A screenshot of the FABID interface

Not only will this tool be useful to emerging food and beverage brands but is a valuable resource for the investors themselves. It can be used to see where investment is lacking – where there is white space in specific segments or emerging trends and technology.

The database is user-friendly in that it can break down the wide landscape of food and beverage into sub-categories and segments so subscribers can find more information about industry niches like upcycling, cultured protein or cold brew coffee.

Categories, investors and brands can be filtered with different parameters to make the data searchable. Users can use the data to see how much investment over time there has been in certain segments or better track the progression of a brand’s funding. It can be compared to Crunchbase or Pitchbook but specific to how the food and beverage industry is shaped and innovating.
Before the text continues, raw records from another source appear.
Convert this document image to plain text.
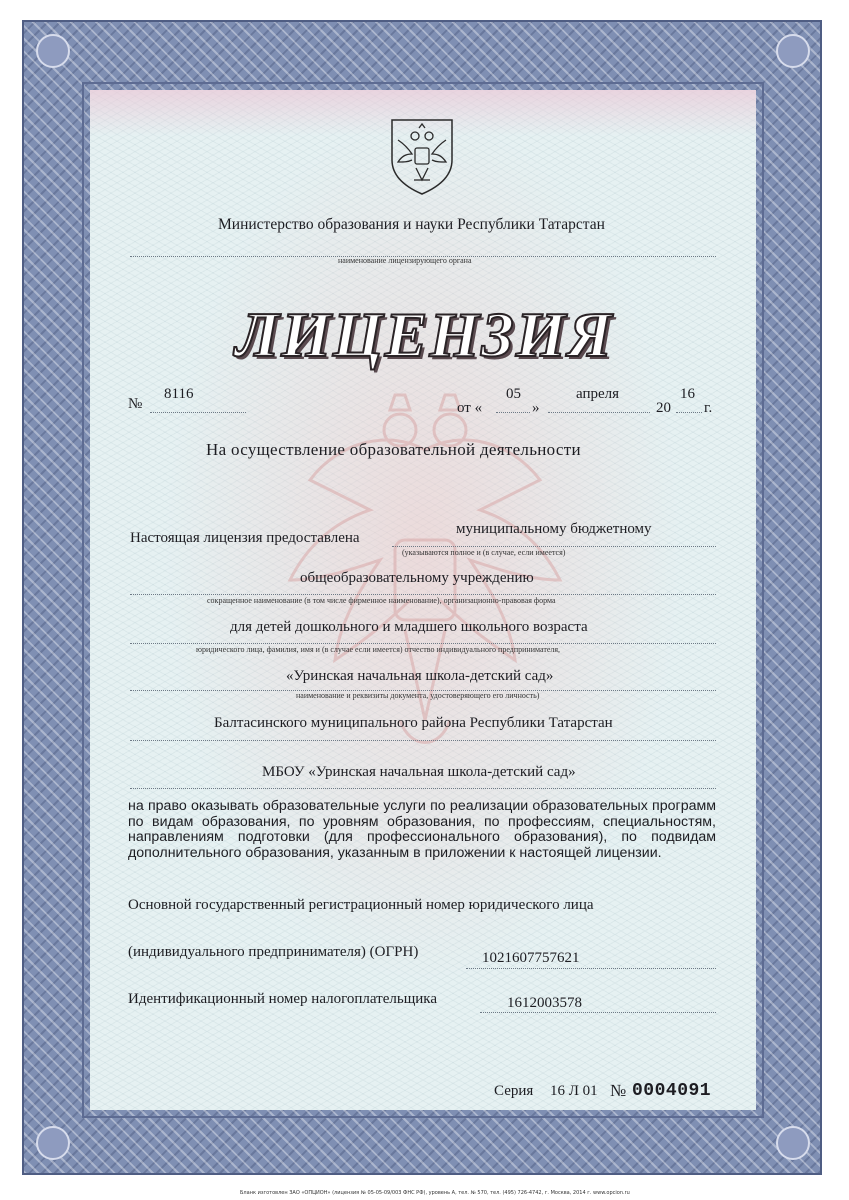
Министерство образования и науки Республики Татарстан
наименование лицензирующего органа
ЛИЦЕНЗИЯ
№
8116
от «
05
»
апреля
20
16
г.
На осуществление образовательной деятельности
Настоящая лицензия предоставлена
муниципальному бюджетному
(указываются полное и (в случае, если имеется)
общеобразовательному учреждению
сокращенное наименование (в том числе фирменное наименование), организационно-правовая форма
для детей дошкольного и младшего школьного возраста
юридического лица, фамилия, имя и (в случае если имеется) отчество индивидуального предпринимателя,
«Уринская начальная школа-детский сад»
наименование и реквизиты документа, удостоверяющего его личность)
Балтасинского муниципального района Республики Татарстан
МБОУ «Уринская начальная школа-детский сад»
на право оказывать образовательные услуги по реализации образовательных программ по видам образования, по уровням образования, по профессиям, специальностям, направлениям подготовки (для профессионального образования), по подвидам дополнительного образования, указанным в приложении к настоящей лицензии.
Основной государственный регистрационный номер юридического лица
(индивидуального предпринимателя) (ОГРН)	1021607757621
Идентификационный номер налогоплательщика	1612003578
Серия 16 Л 01 № 0004091
Бланк изготовлен ЗАО «ОПЦИОН» (лицензия № 05-05-09/003 ФНС РФ), уровень А, тел. № 570, тел. (495) 726-4742, г. Москва, 2014 г. www.opcion.ru
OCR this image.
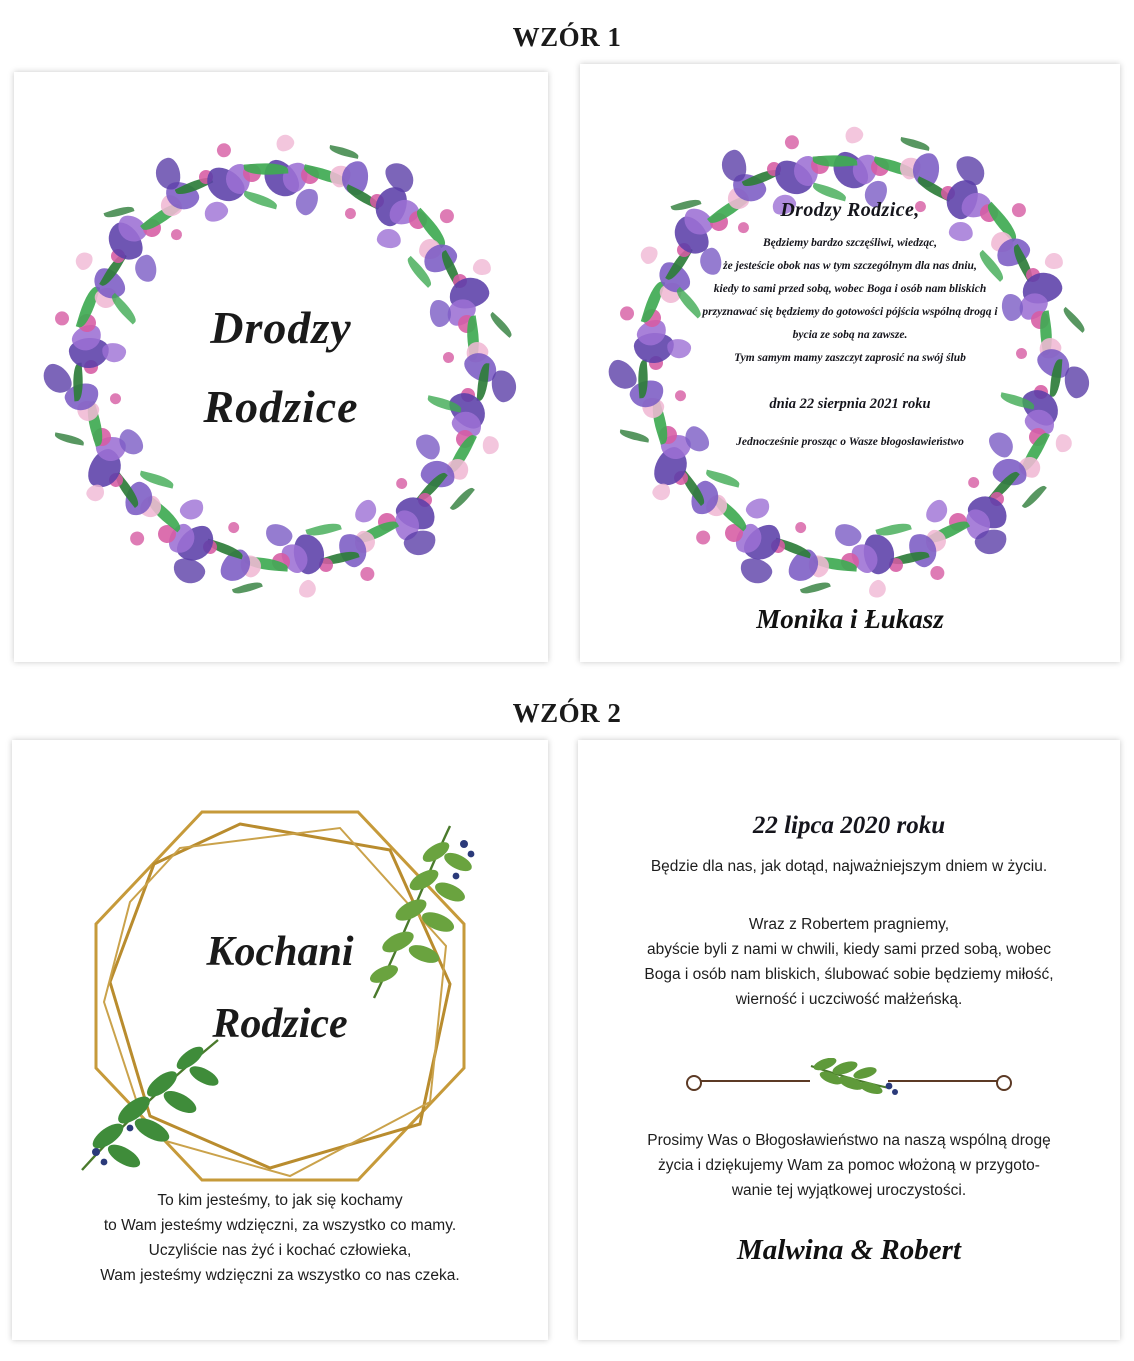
WZÓR 1
Drodzy
Rodzice
Drodzy Rodzice,
Będziemy bardzo szczęśliwi, wiedząc,
że jesteście obok nas w tym szczególnym dla nas dniu,
kiedy to sami przed sobą, wobec Boga i osób nam bliskich
przyznawać się będziemy do gotowości pójścia wspólną drogą i
bycia ze sobą na zawsze.
Tym samym mamy zaszczyt zaprosić na swój ślub
dnia 22 sierpnia 2021 roku
Jednocześnie prosząc o Wasze błogosławieństwo
Monika i Łukasz
WZÓR 2
Kochani
Rodzice
To kim jesteśmy, to jak się kochamy
to Wam jesteśmy wdzięczni, za wszystko co mamy.
Uczyliście nas żyć i kochać człowieka,
Wam jesteśmy wdzięczni za wszystko co nas czeka.
22 lipca 2020 roku
Będzie dla nas, jak dotąd, najważniejszym dniem w życiu.
Wraz z Robertem pragniemy,
abyście byli z nami w chwili, kiedy sami przed sobą, wobec
Boga i osób nam bliskich, ślubować sobie będziemy miłość,
wierność i uczciwość małżeńską.
Prosimy Was o Błogosławieństwo na naszą wspólną drogę
życia i dziękujemy Wam za pomoc włożoną w przygoto-
wanie tej wyjątkowej uroczystości.
Malwina & Robert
Over time Williams hopes to continue to upgrade and improve the database so it becomes part of a suite of tech-enabled resources that allow entrepreneurs to understand how to price products with different retailers and avoid getting arbitraged on Amazon.

Williams joked that his long term rebranding plan is to turn the FABID – the Food and Beverage Investor Database – into the Food and Beverage Information Database.

“I obviously would like this to be big and successful and have many customers but I think I’m also pretty focused on just trying to help founders, entrepreneurs, VC firms and organizations that are writing about it [food and beverage],” he said. “I think that’s a digestible amount to start and if it can grow from there, then great.”